Tuesday, December 14, 2004

A Digital Library (thanks to Google)

Since I read Malcolm Gladwell's The Tipping Point* a few months ago, I've wondered what the tipping point might be for a transition from print to electronic books. It's clear that major research libraries have invested heavily in building digital collections, but few have successfully managed to make digital collections an integrated part of the collection development policies and procedures for the library. Even fewer smaller libraries have been able to even imagine such a change. Digitization efforts have continued to be viewed as pilot projects rather than a part of the routine operation of the library.

Having participated in a couple digitization projects, it has become clear that building a sustainable model for digitization is a significant challenge. Apart from external funding for special "projects" operational budgets haven't been increased to provide increased resources to digitize collections. As well, the amount and cost of print publications continues to increase.

And then, along comes Google. It's been clear for months that Google has a very aggressive plan. Google Scholar was only the beginning. I don't think we yet know the full extent of the Google plan. With the resources of their very successful IPO, they are able to take on a very ambitious digitization project. I suspect they see the potential of multiple revenue streams that will support this effort that grow out of more than just the advertising that we see on their website. Agreements with online book vendors and on-demand printing are just a couple that come immediately to mind. Yet, while this ambitious plan has a measure of risk, I believe it is only through some sort of commercial/not-for-profit collaboration that a sustainable model can be developed for such a digitization project.

If they succeed, this might be the tipping point. With the Million Book project originated at Carnegie Mellon University, as well as e-book projects being archived at the Internet Archive (http://www.archive.org/texts/texts.php), and the efforts just announced by the Library of Congress to digitize 70,000 books by next April in cooperation with a group of international libraries from the United States, Canada, Egypt, China and the Netherlands, there begins to be a substantive body of print books available in digital form. Perhaps, this will be the tipping point at which it becomes expected that one will search Google to locate the book you are seeking.

This raises several significant issues. First, for theological libraries, the collection being digitized is not necessarily well balanced. It is not clear that books from Harvard Divinity School's library will be included in the initial 40,000 book pilot project at Harvard. Even if all goes well, and Harvard decides to proceed beyond the pilot project, how much of Andover-Harvard Library collection will be digitized remains a question. Hopefully much of it will be, but even if all of it is digitized, it remains a collection designed to support the curriculum and research at Harvard, not necessarily the curriculum and research of other theological schools. The risk is that searchers will assume that everything is digitized when only a portion may be.

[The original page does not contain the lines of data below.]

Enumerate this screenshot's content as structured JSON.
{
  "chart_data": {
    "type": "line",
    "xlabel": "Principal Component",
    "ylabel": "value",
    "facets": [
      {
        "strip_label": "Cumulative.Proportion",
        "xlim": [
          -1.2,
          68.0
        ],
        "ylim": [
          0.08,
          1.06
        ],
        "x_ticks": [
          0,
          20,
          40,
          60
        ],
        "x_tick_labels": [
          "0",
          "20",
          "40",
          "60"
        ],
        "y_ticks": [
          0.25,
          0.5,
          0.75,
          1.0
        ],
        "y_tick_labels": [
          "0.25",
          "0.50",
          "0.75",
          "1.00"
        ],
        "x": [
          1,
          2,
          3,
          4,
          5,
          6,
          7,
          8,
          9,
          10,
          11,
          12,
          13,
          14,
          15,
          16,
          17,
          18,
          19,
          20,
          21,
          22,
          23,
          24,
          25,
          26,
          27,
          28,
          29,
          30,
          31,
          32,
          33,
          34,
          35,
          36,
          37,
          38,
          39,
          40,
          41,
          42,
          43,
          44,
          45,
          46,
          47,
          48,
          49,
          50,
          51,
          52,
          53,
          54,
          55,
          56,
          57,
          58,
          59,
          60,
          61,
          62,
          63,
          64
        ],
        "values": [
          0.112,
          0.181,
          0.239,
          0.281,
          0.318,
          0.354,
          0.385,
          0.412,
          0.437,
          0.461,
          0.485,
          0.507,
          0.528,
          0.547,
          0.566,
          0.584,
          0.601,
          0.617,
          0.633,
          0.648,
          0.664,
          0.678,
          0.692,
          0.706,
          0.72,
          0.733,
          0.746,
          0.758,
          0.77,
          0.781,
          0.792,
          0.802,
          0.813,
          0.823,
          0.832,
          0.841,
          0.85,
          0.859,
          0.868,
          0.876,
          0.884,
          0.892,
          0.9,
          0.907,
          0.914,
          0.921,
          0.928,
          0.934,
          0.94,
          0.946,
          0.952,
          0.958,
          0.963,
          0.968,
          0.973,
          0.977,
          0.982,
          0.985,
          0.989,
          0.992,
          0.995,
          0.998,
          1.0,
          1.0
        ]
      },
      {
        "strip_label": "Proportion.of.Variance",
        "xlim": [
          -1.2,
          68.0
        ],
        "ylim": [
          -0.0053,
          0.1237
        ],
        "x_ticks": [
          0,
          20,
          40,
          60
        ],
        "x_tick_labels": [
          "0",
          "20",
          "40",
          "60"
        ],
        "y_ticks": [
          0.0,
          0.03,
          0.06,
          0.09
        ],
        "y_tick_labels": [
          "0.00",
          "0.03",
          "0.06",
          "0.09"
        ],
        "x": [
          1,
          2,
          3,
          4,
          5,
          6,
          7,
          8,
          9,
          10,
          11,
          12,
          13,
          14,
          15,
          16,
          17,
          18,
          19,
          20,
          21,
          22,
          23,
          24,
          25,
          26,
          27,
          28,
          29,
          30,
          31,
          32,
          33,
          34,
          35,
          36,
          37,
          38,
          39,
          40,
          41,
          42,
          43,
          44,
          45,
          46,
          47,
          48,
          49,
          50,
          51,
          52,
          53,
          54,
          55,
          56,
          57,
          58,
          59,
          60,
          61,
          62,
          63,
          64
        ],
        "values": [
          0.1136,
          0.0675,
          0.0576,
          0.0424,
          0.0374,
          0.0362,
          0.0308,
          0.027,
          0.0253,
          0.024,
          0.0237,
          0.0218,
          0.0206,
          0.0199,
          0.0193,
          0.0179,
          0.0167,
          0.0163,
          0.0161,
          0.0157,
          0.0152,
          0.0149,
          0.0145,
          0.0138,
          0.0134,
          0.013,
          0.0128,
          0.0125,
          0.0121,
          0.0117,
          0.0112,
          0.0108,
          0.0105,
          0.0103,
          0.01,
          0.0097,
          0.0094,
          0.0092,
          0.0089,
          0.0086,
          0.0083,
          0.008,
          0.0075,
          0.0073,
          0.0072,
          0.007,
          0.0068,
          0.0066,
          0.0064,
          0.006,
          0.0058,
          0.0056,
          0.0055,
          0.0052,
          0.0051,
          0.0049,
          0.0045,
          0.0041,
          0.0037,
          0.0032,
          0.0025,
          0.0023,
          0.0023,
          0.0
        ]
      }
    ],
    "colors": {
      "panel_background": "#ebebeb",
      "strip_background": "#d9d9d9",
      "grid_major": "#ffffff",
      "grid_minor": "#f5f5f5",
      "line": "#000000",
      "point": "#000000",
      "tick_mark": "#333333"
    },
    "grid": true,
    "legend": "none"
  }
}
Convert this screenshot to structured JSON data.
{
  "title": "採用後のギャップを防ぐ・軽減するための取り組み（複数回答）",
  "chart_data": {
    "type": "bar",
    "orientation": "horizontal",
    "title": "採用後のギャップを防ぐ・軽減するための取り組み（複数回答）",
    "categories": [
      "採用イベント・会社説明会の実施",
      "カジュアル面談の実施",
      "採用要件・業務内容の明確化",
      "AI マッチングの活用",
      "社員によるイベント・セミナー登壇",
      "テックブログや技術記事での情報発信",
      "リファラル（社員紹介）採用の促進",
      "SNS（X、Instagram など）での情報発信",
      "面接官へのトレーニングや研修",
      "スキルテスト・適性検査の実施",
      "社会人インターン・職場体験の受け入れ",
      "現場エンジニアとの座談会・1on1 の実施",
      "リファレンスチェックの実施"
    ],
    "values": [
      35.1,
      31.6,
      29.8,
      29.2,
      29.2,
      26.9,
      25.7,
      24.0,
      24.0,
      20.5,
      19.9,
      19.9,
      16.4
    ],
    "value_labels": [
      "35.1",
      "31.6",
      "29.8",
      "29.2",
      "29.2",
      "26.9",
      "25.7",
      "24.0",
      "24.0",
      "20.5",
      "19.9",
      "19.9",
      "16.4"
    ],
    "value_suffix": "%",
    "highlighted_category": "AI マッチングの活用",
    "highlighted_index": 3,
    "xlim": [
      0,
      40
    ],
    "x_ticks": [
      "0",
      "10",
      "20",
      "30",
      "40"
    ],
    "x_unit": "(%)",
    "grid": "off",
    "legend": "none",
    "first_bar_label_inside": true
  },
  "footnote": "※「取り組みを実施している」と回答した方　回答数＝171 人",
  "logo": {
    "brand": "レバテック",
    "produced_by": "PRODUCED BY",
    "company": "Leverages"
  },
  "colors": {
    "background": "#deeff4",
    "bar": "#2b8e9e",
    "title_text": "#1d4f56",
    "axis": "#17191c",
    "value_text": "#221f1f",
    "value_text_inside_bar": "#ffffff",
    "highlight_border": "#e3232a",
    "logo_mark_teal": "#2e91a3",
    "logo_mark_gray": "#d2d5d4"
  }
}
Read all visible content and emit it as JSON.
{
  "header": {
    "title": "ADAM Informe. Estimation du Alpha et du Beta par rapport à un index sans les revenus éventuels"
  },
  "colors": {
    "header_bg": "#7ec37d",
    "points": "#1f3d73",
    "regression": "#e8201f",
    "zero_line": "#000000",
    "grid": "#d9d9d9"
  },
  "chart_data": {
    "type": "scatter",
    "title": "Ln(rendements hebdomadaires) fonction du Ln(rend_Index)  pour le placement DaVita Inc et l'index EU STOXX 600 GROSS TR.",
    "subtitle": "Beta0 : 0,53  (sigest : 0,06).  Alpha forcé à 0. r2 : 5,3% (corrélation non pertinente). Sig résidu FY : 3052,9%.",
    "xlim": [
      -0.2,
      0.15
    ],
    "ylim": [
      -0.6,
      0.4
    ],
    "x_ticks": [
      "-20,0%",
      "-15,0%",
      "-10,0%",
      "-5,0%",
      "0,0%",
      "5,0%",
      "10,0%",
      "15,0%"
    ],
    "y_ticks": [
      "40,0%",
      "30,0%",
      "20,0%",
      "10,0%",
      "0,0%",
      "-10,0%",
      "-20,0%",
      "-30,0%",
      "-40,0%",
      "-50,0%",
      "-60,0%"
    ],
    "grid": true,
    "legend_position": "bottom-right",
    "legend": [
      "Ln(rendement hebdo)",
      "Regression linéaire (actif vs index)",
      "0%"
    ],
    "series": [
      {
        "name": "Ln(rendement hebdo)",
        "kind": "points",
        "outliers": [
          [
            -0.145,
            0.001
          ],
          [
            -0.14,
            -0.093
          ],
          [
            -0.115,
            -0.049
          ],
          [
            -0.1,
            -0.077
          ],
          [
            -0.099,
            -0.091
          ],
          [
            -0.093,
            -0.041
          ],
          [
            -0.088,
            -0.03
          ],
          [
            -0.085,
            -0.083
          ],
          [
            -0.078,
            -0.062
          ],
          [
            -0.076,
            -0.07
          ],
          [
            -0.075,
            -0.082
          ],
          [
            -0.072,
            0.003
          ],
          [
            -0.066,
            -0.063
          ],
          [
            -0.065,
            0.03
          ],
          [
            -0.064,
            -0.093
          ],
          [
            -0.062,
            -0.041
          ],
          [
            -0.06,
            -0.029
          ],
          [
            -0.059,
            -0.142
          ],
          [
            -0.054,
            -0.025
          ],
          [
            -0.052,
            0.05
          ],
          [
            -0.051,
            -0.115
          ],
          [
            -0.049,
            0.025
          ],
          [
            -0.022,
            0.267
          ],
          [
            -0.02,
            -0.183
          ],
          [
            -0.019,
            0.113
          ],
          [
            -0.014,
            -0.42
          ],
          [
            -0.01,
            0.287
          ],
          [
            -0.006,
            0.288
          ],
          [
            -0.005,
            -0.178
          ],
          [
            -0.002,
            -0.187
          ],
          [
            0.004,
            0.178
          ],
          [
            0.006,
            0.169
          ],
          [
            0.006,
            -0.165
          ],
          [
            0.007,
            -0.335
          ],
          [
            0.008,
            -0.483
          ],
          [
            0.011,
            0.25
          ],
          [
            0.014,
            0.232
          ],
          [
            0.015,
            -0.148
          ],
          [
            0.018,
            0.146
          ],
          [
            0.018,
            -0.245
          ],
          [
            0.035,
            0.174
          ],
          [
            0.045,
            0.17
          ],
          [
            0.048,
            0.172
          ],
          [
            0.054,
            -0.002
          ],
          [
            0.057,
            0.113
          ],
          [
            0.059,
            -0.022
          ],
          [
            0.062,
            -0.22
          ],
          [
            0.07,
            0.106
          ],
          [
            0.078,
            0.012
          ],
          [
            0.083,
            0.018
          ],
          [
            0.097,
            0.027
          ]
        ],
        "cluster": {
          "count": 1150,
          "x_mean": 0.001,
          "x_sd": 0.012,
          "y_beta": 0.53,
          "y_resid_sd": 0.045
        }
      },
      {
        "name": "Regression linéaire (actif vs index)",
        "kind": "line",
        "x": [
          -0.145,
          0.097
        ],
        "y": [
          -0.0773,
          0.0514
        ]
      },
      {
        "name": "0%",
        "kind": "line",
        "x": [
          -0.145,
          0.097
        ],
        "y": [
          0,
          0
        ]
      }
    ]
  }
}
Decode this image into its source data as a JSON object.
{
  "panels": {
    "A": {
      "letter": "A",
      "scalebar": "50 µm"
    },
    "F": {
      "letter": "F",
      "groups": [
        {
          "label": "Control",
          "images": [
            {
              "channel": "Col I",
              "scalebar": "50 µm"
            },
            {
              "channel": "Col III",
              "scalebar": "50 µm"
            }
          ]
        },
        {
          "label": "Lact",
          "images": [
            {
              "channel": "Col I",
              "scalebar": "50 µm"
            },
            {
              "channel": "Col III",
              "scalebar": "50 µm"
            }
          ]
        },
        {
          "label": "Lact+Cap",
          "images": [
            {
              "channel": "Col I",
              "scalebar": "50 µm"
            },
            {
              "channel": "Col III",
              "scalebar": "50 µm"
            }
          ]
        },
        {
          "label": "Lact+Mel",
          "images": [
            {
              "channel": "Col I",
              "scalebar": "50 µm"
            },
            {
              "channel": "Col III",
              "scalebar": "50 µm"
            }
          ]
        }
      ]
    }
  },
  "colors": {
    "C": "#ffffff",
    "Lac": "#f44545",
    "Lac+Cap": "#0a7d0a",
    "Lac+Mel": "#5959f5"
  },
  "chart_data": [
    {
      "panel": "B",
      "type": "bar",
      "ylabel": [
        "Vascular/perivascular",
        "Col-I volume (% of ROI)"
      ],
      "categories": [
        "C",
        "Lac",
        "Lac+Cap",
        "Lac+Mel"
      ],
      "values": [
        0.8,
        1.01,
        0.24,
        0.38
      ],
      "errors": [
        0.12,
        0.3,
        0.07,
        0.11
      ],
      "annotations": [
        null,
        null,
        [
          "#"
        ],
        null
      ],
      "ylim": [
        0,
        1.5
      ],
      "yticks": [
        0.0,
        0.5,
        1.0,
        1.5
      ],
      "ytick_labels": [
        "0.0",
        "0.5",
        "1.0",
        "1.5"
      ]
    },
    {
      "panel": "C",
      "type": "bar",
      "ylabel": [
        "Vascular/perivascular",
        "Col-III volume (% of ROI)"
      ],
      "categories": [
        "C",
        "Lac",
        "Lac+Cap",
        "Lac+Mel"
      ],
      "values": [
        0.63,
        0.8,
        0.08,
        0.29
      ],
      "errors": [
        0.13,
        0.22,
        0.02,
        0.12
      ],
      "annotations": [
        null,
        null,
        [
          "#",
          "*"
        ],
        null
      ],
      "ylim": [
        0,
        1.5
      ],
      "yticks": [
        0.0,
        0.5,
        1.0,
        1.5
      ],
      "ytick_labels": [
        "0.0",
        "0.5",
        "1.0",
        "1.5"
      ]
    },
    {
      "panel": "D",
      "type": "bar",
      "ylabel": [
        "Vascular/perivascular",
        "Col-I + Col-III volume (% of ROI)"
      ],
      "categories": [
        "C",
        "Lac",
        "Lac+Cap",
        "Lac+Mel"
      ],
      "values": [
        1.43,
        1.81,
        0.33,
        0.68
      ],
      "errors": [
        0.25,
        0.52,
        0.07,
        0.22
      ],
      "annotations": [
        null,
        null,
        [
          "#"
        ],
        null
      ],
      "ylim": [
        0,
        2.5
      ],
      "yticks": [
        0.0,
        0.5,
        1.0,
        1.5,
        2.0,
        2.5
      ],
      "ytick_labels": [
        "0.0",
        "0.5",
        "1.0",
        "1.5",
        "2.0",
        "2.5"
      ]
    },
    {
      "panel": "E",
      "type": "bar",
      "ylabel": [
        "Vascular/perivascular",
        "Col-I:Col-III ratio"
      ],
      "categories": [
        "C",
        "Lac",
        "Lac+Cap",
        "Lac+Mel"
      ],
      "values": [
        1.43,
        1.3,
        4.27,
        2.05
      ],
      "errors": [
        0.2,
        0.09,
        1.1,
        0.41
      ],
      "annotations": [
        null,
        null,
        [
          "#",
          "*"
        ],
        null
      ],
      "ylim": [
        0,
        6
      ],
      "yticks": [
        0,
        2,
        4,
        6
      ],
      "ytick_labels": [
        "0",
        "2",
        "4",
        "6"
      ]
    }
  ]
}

A great deal of anecdotal evidence and some more systematic studies indicate that at least undergraduates already select Google as the search engine of choice when they seek information. Adding bibliographic records and full-text to the Google database will only solidify that notion. If it can't be found on Google, it won't be found (or at least used.) Harvard plans to provide bibliographic records for the books digitized from their collection, and I suspect the other libraries will as well. In any event, Google's new relationship with OCLC will undoubtedly provide good catalog records. But I doubt the Google search interface is going to evolve to resemble a library's catalog where one can develop a structured search that utilizes the various fields that are carefully created by catalogers. What will be the future of the bibliographic record? Bibliographies? Library catalogs?

This raises a number of questions for me about the future of library efforts to provide web sites and web resources, and perhaps even online catalogs as we know them today. Will it make more sense, for example, to find a way of providing circulation status through Google? And what will be the role of what we have known as public services in an environment where not only the search engine, but the content is served up by a commercial entity outside the library?

Much of the traditional role of libraries has been to develop collections. These cohesive collections have reflected the mission and nature of the communities they have served. Users have selected and read books from these collections in the context of those collections. As we move to a massive online digital collection, that context is lost. Indeed, even the context of the book may be lost as one may read only small excerpts from a book, missing the linear development of an argument that is obtained only by reading the entire book. Not only the way we search and access information, but the very way we perceive information is about to change.

*Gladwell, Malcolm. The Tipping Point: How Little Things Can Make a Big Difference. 1st ed. Boston: Little Brown, 2000.